By Elizabeth Ballinger.
In a state Senate hearing in Olympia last Monday, representatives from BCC went before the legislature to testify on behalf of the senate bill that would allow BCC to become a four-year-degree granting institution.
The reaction to BCC’s message?
“In some cases, it was well-received, [and] in others, not,” said Jean Floten, BCC president.
The bill, number 5575, titled, “Creating Bellevue College,” sponsored by Rep. Fred Jarret (D-Mercer Island) would grant BCC the power to add four-year degrees in addition to the pilot-program radiology degree they currently offer, a provision college administrators said would fulfill needs presently unmet.
In her presentation, Floten told the legislature that with 40 percent of University of Washington applicants turned down last year alone, the state needs an alternative option for students turned down by baccalaureate institutions.
BCC proposes to make itself more available to the under served population of what the administration calls, “good, solid students”- those with 2.5-3.75 grade point averages.
Adults returning to school, and students who can’t afford heavy university tuition, are an equally important target for BCC’s proposed list of four-year programs, which would include the fields of education, engineering specialties, green design, healthcare management and technologies, cyber criminology, and business intelligence.
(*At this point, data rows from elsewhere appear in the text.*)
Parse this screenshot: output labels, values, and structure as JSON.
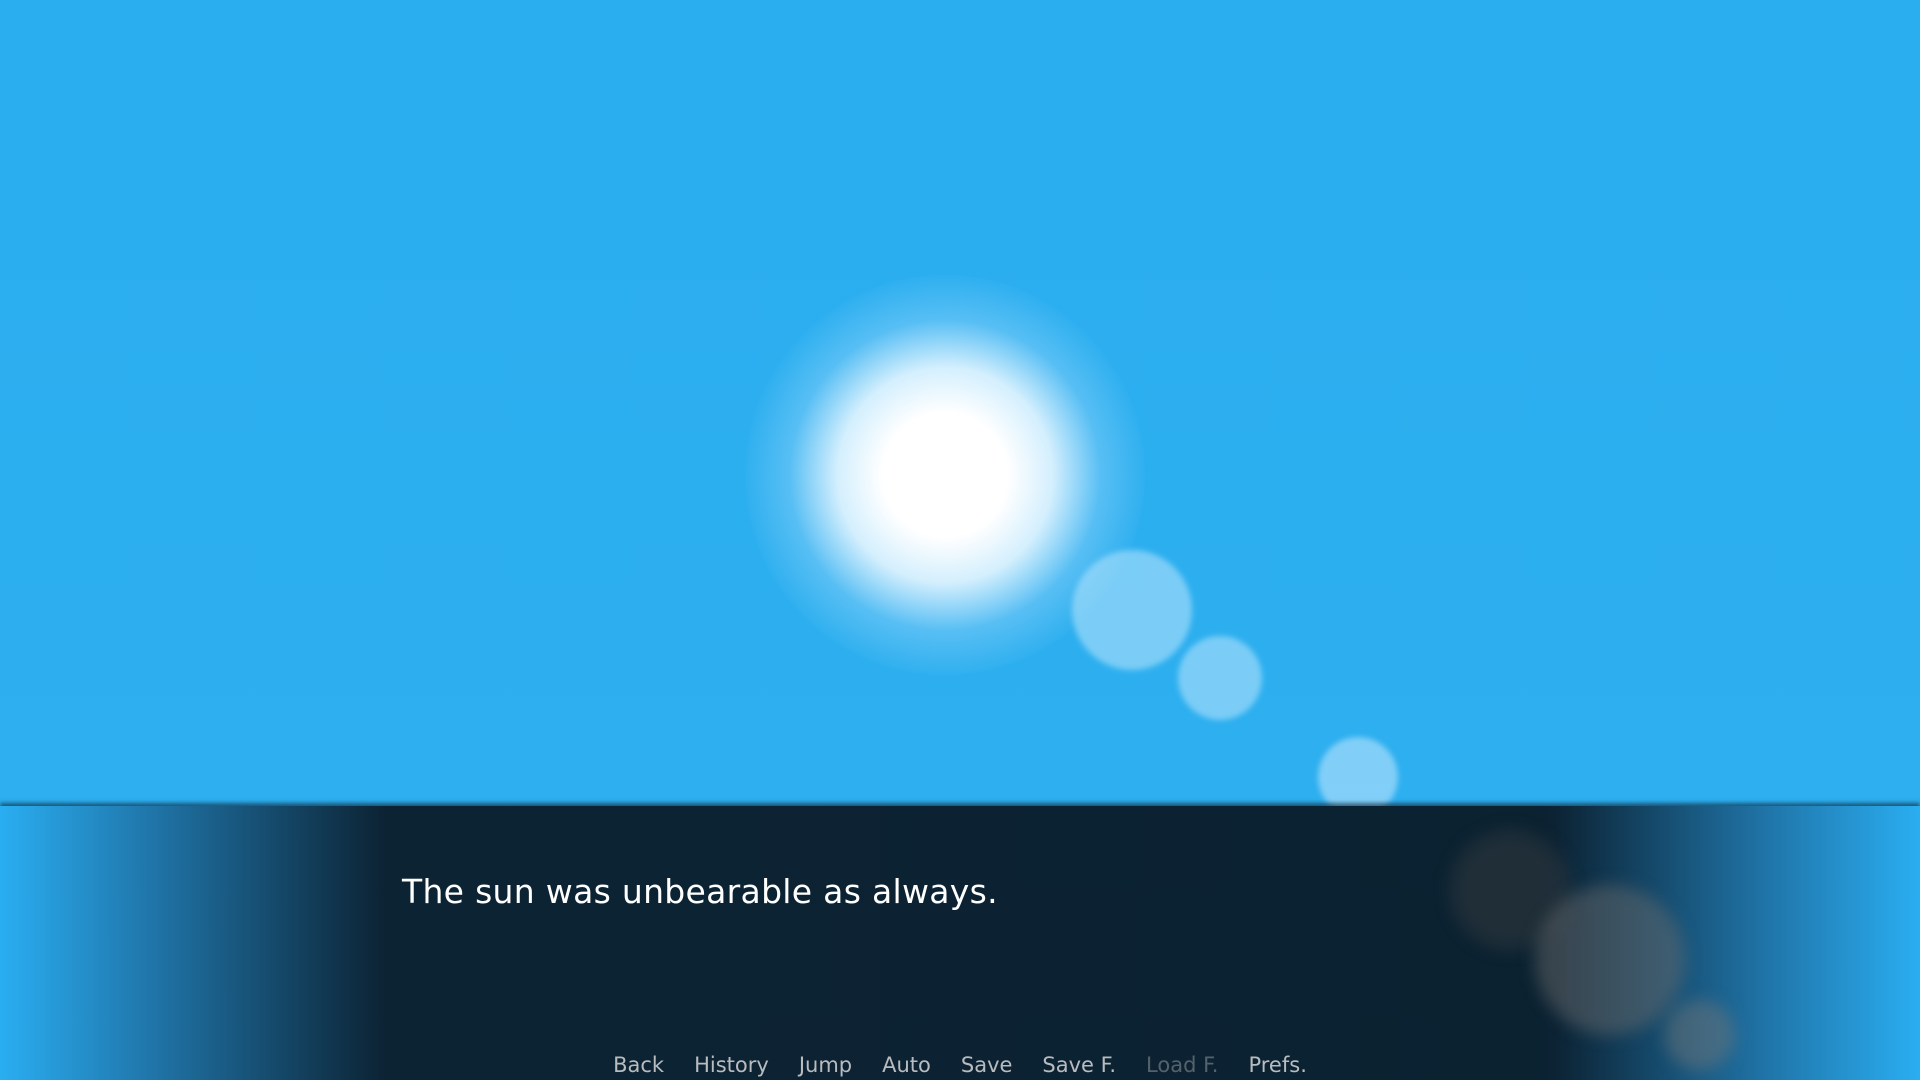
{
  "dialogue": {
    "text": "The sun was unbearable as always."
  },
  "quick_menu": {
    "items": [
      {
        "label": "Back",
        "enabled": true
      },
      {
        "label": "History",
        "enabled": true
      },
      {
        "label": "Jump",
        "enabled": true
      },
      {
        "label": "Auto",
        "enabled": true
      },
      {
        "label": "Save",
        "enabled": true
      },
      {
        "label": "Save F.",
        "enabled": true
      },
      {
        "label": "Load F.",
        "enabled": false
      },
      {
        "label": "Prefs.",
        "enabled": true
      }
    ]
  },
  "colors": {
    "sky": "#2aaef2",
    "textbox": "#0b2231",
    "menu_text": "#b9bcbf",
    "menu_disabled": "#55626b"
  }
}
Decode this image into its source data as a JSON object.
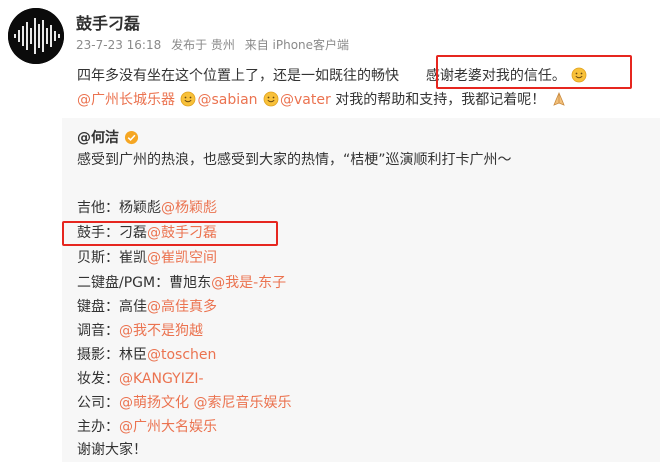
{
  "post": {
    "author": "鼓手刁磊",
    "meta": {
      "date": "23-7-23 16:18",
      "location": "发布于 贵州",
      "device": "来自 iPhone客户端"
    },
    "line1_text": "四年多没有坐在这个位置上了，还是一如既往的畅快",
    "line1_highlight": "感谢老婆对我的信任。",
    "line2": {
      "m1": "@广州长城乐器",
      "m2": "@sabian",
      "m3": "@vater",
      "tail": "对我的帮助和支持，我都记着呢！"
    }
  },
  "quote": {
    "author": "@何洁",
    "line1": "感受到广州的热浪，也感受到大家的热情，“桔梗”巡演顺利打卡广州～",
    "credits": [
      {
        "role": "吉他：杨颖彪",
        "mention": "@杨颖彪"
      },
      {
        "role": "鼓手：刁磊",
        "mention": "@鼓手刁磊"
      },
      {
        "role": "贝斯：崔凯",
        "mention": "@崔凯空间"
      },
      {
        "role": "二键盘/PGM：曹旭东",
        "mention": "@我是-东子"
      },
      {
        "role": "键盘：高佳",
        "mention": "@高佳真多"
      },
      {
        "role": "调音：",
        "mention": "@我不是狗越"
      },
      {
        "role": "摄影：林臣",
        "mention": "@toschen"
      },
      {
        "role": "妆发：",
        "mention": "@KANGYIZI-"
      },
      {
        "role": "公司：",
        "mention": "@萌扬文化 @索尼音乐娱乐"
      },
      {
        "role": "主办：",
        "mention": "@广州大名娱乐"
      }
    ],
    "closing": "谢谢大家！"
  },
  "colors": {
    "mention": "#eb7350",
    "highlight_box": "#e6261f",
    "verified": "#f5a623"
  },
  "icons": [
    "avatar-waveform",
    "smile-emoji",
    "pray-emoji",
    "verified-badge-icon"
  ]
}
With more flexible schedules, lower tuition, and a focus on four-year professional technical degrees that will put graduates straight into the workforce, the college hopes to appeal to a demographic generally ignored by most universities.
The Senate bill was officially opposed by the UW. The university’s president, Mark Emmert, told NPR reporters before the hearing that in place of “creating Bellevue College,” the state needs to finish funding it’s UW branches, which he said were intended to tend to the very population BCC is calling unserved.
However, these campuses in Eastern Washington, Bothell, and Tacoma, built to receive students rejected by, or unable to attend the main campus, also turned down 27 percent of applicants last year.
The corresponding house bill was also opposed by the State Board for Community and Technical Colleges’ Director, Charlie Earl.
“We need to wait for the results of the applied baccalaureate pilot projects [at BCC and UW branches],” read the house summary of Earl’s and the UW’s objections.
The Associated Student Government (ASG) and it’s legislative committee testified before the senate Monday, accompanied by independent members of the student body. In addition to supporting the college’s bill to become a four-year college, students expressed concerns about the state’s plan to cut up to 13 percent of it’s higher education budget in the next two years.
“In many of the testimonies,” Amanda Alva, ASG president said, “the main concern was if tuition increased, then higher education might become unaffordable.”
The students, as part of their presentation gave a sign to Governor Christine Gregoire. “Don’t Balance the Budget on Student’s Backs,” it read.